Coca-Cola Amatil's profits crunched in supermarkets battle

Sue Mitchell
August 20, 2014
The Age

Coca-Cola Amatil is facing its second consecutive year of lower earning after first-half net profit fell. Weaker sales in convenience stores and petrol stations and pricing pressure in supermarkets crunched margins in its earnings engine room, the Australian beverages business.
Net profit fell 15.6 per cent to $182.3 million in the six months ended June 30 from $215.9 million in the year-earlier period, the company said. Earnings before interest and tax in Australia, which generates more than 80 per cent of profits, fell 14.1 per cent to $226.5 million, while earnings in Indonesia plunged 83.4 per cent to $5.2 million, dragging group EBIT down 15.3 per cent to $316.7 million.
The net profit was ahead of consensus forecasts of around $177 million, while the 15.3 per cent drop in EBIT was in line with the company’s profit warning in April, when new chief executive Alison Watkins warned that June-half earnings would fall 15 per cent and warned that 2015 would “not be an easy year.”
Ms Watkins, who took the helm from long-serving chief Terry Davis in March, has flagged major restructuring and a “step-change” in fixed costs and productivity, saying Australia’s largest non-alcoholic beverage bottler is facing structural issues that are challenging its business model and its ability to deliver long-term sustainable growth.
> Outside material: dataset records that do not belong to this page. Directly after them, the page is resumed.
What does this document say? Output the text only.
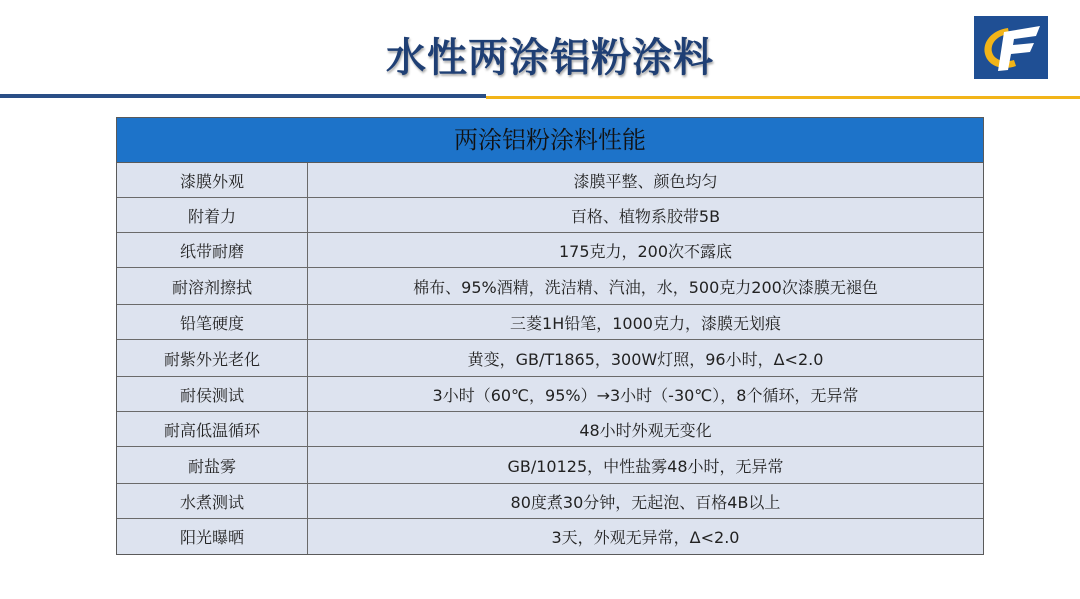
水性两涂铝粉涂料
两涂铝粉涂料性能
漆膜外观	漆膜平整、颜色均匀
附着力	百格、植物系胶带5B
纸带耐磨	175克力，200次不露底
耐溶剂擦拭	棉布、95%酒精，洗洁精、汽油，水，500克力200次漆膜无褪色
铅笔硬度	三菱1H铅笔，1000克力，漆膜无划痕
耐紫外光老化	黄变，GB/T1865，300W灯照，96小时，Δ<2.0
耐侯测试	3小时（60℃，95%）→3小时（-30℃），8个循环，无异常
耐高低温循环	48小时外观无变化
耐盐雾	GB/10125，中性盐雾48小时，无异常
水煮测试	80度煮30分钟，无起泡、百格4B以上
阳光曝晒	3天，外观无异常，Δ<2.0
“It is clear that CCA is facing a number of immediate challenges, particularly in the Australian beverage and Indonesian markets,” Ms Watkins said on Wednesday after unveiling the result.
CCA cut its interim dividend by 4¢ to 20¢ a share.
Analysts believe CCA needs to cut costs by at least $100 million a year, reinvest the savings into price, marketing and new product development, close bottling lines, reduce the number of stock keeping units (SKUs) or products and possibly outsource its merchandise field force to reduced fixed costs.
Most of the details of the strategic review, which could involve major job cuts, are expected to be unveiled in October.
CCA shares have fallen 19 per cent this year, from $12.03 to $9.74 on Tuesday, underperforming the market.
Analysts say CCA has erred in the last few years by ignoring changing consumer drinking habits, raising soft drink prices every year and failing to bite the bullet on its troubled SPC Ardmona fruit and vegetable business, which has been losing sales to cheap imported packaged fruit and ­vegetables.